Vulnérables et méprisés

C’est dans les 9 provinces du sud, considérées comme les moins sécurisées, et de l’ouest que la production se concentre (95%). La province méridionale du Helmand, limitrophe du Pakistan, assure 48% de la production totale. L’ONUDC estime que l’héroïne afghane procure des revenus à hauteur de 7 milliards de dollars, soit 44% du PIB afghan (16 milliards de dollars). Elle établit un lien direct entre criminalité et insurrection, les revenus de l’une alimentant l’autre pour se procurer des armes, corrompre l’autorité, contrôler le territoire. Le ministère français des Affaires étrangères estime que l’argent de la drogue finance l’insurrection à hauteur de 10%.

D’un point de vue médical et humain, les effets de cette situation sont évidemment effrayants et ils affectent des millions de personnes dans des proportions variables, selon les territoires de consommation. L’ONU estime qu’il y a 940 000 toxicomanes aux opiacés en Afghanistan, soit environ 8% de la population active (sur une population totale de 30 millions d’habitants). Leur nombre augmente. Et la faiblesse de l’Etat, son haut niveau de corruption et la manne financière que l’activité représente constituent un terreau favorable aux trafiquants. Les toxicomanes afghans sont vulnérables et méprisés ; leur condition est souvent tragique. Leur prise en charge relève pour l’essentiel des organisations non-gouvernementales.

Mais cette situation afghane intéresse au plus haut point les diplomates en raison de ses conséquences internationales puisque, rappelons-le, la production afghane constitue, selon l’agence internationale 90%, de l’opium consommé dans le monde. Si la consommation d’opiacés, et d’héroïne en particulier, est en progression, tous les pays ne sont pas égaux face au phénomène. Certains manifestent une vulnérabilité plus importante à l’offensive des trafiquants. C’est notamment le cas de pays comme l’Iran ou la Russie qui précisément, sont placés sur les routes d’exportation de la drogue vers le reste du monde.

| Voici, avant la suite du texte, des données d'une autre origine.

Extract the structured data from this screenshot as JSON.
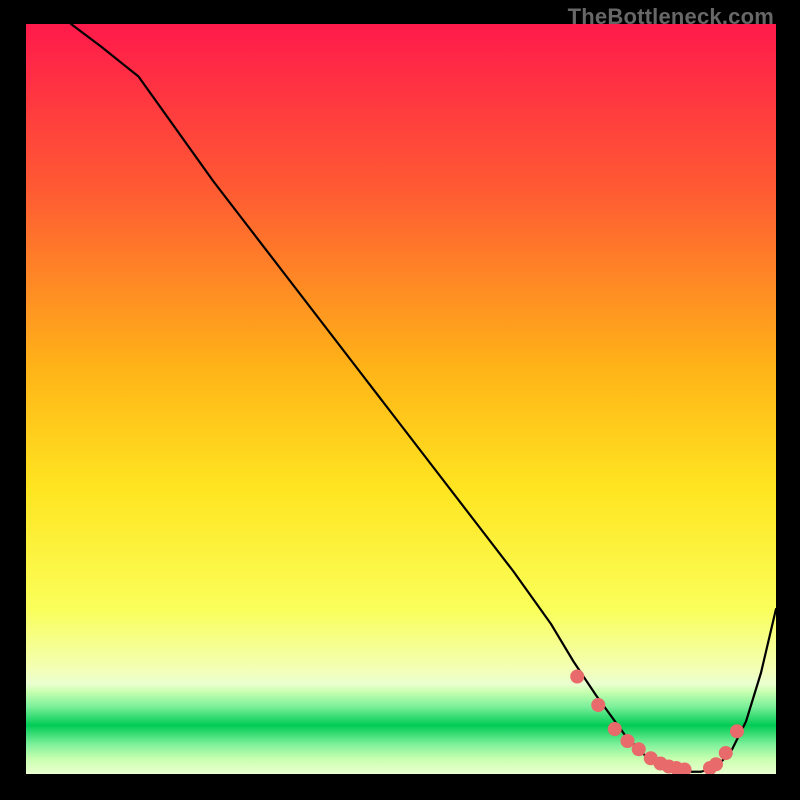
{
  "watermark": "TheBottleneck.com",
  "chart_data": {
    "type": "line",
    "title": "",
    "xlabel": "",
    "ylabel": "",
    "xlim": [
      0,
      100
    ],
    "ylim": [
      0,
      100
    ],
    "background_gradient": {
      "top": "#ff1a4b",
      "upper_mid": "#ff7f2a",
      "mid": "#ffe521",
      "lower_mid": "#f3ff6b",
      "green_band": "#00cc55",
      "bottom_band_start": 87,
      "bottom_band_end": 100
    },
    "series": [
      {
        "name": "curve",
        "color": "#000000",
        "stroke_width": 2.2,
        "x": [
          6,
          10,
          15,
          20,
          25,
          30,
          35,
          40,
          45,
          50,
          55,
          60,
          65,
          70,
          73,
          76,
          80,
          83,
          86,
          88,
          90,
          92,
          94,
          96,
          98,
          100
        ],
        "values": [
          100,
          97,
          93,
          86,
          79,
          72.5,
          66,
          59.5,
          53,
          46.5,
          40,
          33.5,
          27,
          20,
          15,
          10.5,
          5,
          2,
          0.6,
          0.3,
          0.3,
          0.9,
          3,
          7,
          13.5,
          22
        ]
      }
    ],
    "markers": {
      "name": "dots",
      "color": "#e86a6a",
      "radius": 7,
      "x": [
        73.5,
        76.3,
        78.5,
        80.2,
        81.7,
        83.3,
        84.6,
        85.7,
        86.7,
        87.8,
        91.2,
        92.0,
        93.3,
        94.8
      ],
      "values": [
        13.0,
        9.2,
        6.0,
        4.4,
        3.3,
        2.1,
        1.4,
        1.0,
        0.8,
        0.6,
        0.8,
        1.3,
        2.8,
        5.7
      ]
    }
  }
}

Déterminés, audacieux, cupides 

Créé en 2003 à l’initiative de la France, et réunissant 56 pays et de nombreuses organisations internationales, le Pacte de Paris s’était donné pour mission de lutter contre le trafic de drogue en provenance d’Afghanistan en tant que facteur d’instabilité international. En 2006, une deuxième conférence s’était tenue à Moscou. Plusieurs initiatives ont abouti en marge du Pacte, notamment l’établissement d’agences de coopération régionales et la création en Afghanistan d’un centre de formation dans la lutte contre les narcotiques. Cette troisième conférence, à Vienne, veut remobiliser la communauté internationale autour de ses engagements initiaux.

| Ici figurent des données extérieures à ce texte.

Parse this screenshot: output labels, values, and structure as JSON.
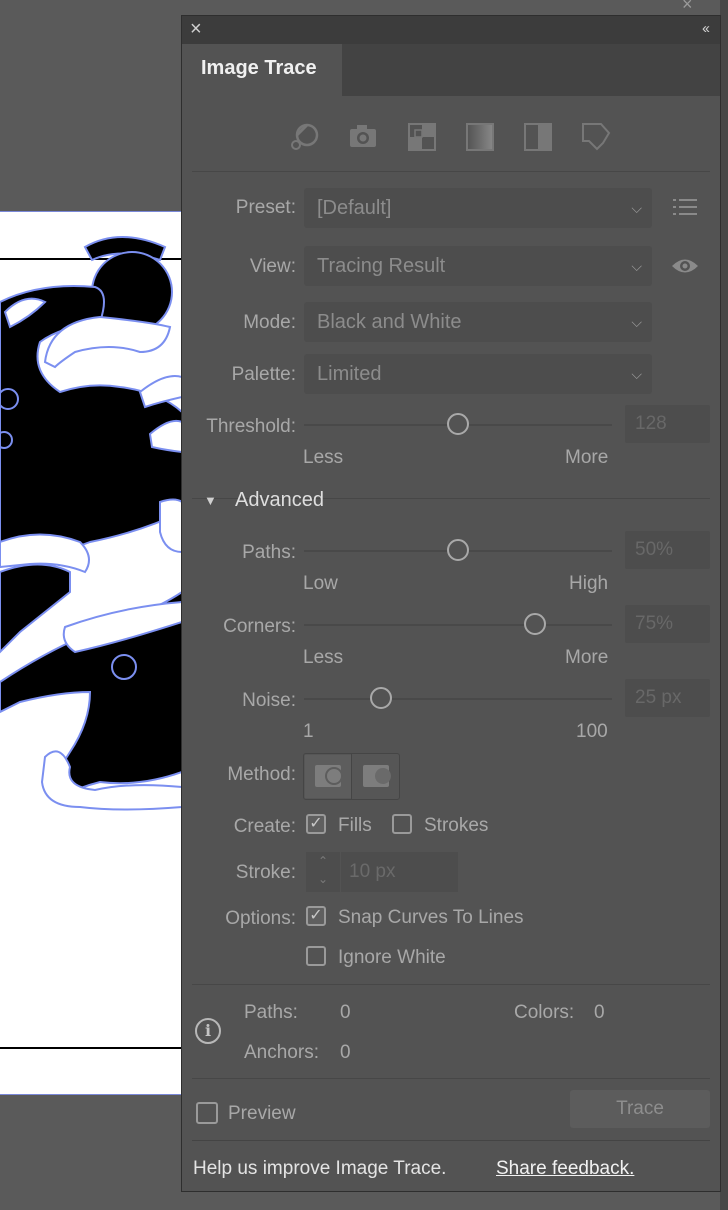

Reste que la lutte contre la drogue a de bonne chance de demeurer un combat sans fin en raison des innombrables difficultés auxquelles se heurtent les Etats face à des adversaires toujours plus déterminés, audacieux et cupides. Pour des raisons évidentes, tous les agents associés à la production, au commerce et à la consommation de la drogue agissent de façon clandestine, dans un contexte marqué par la prohibition qui rend l’activité hautement rémunératrice et furieusement attractive pour les mafias nationales et transnationales. Ce sont les conditions idéales pour garantir le haut rendement du bizness, et donc sa pérennité.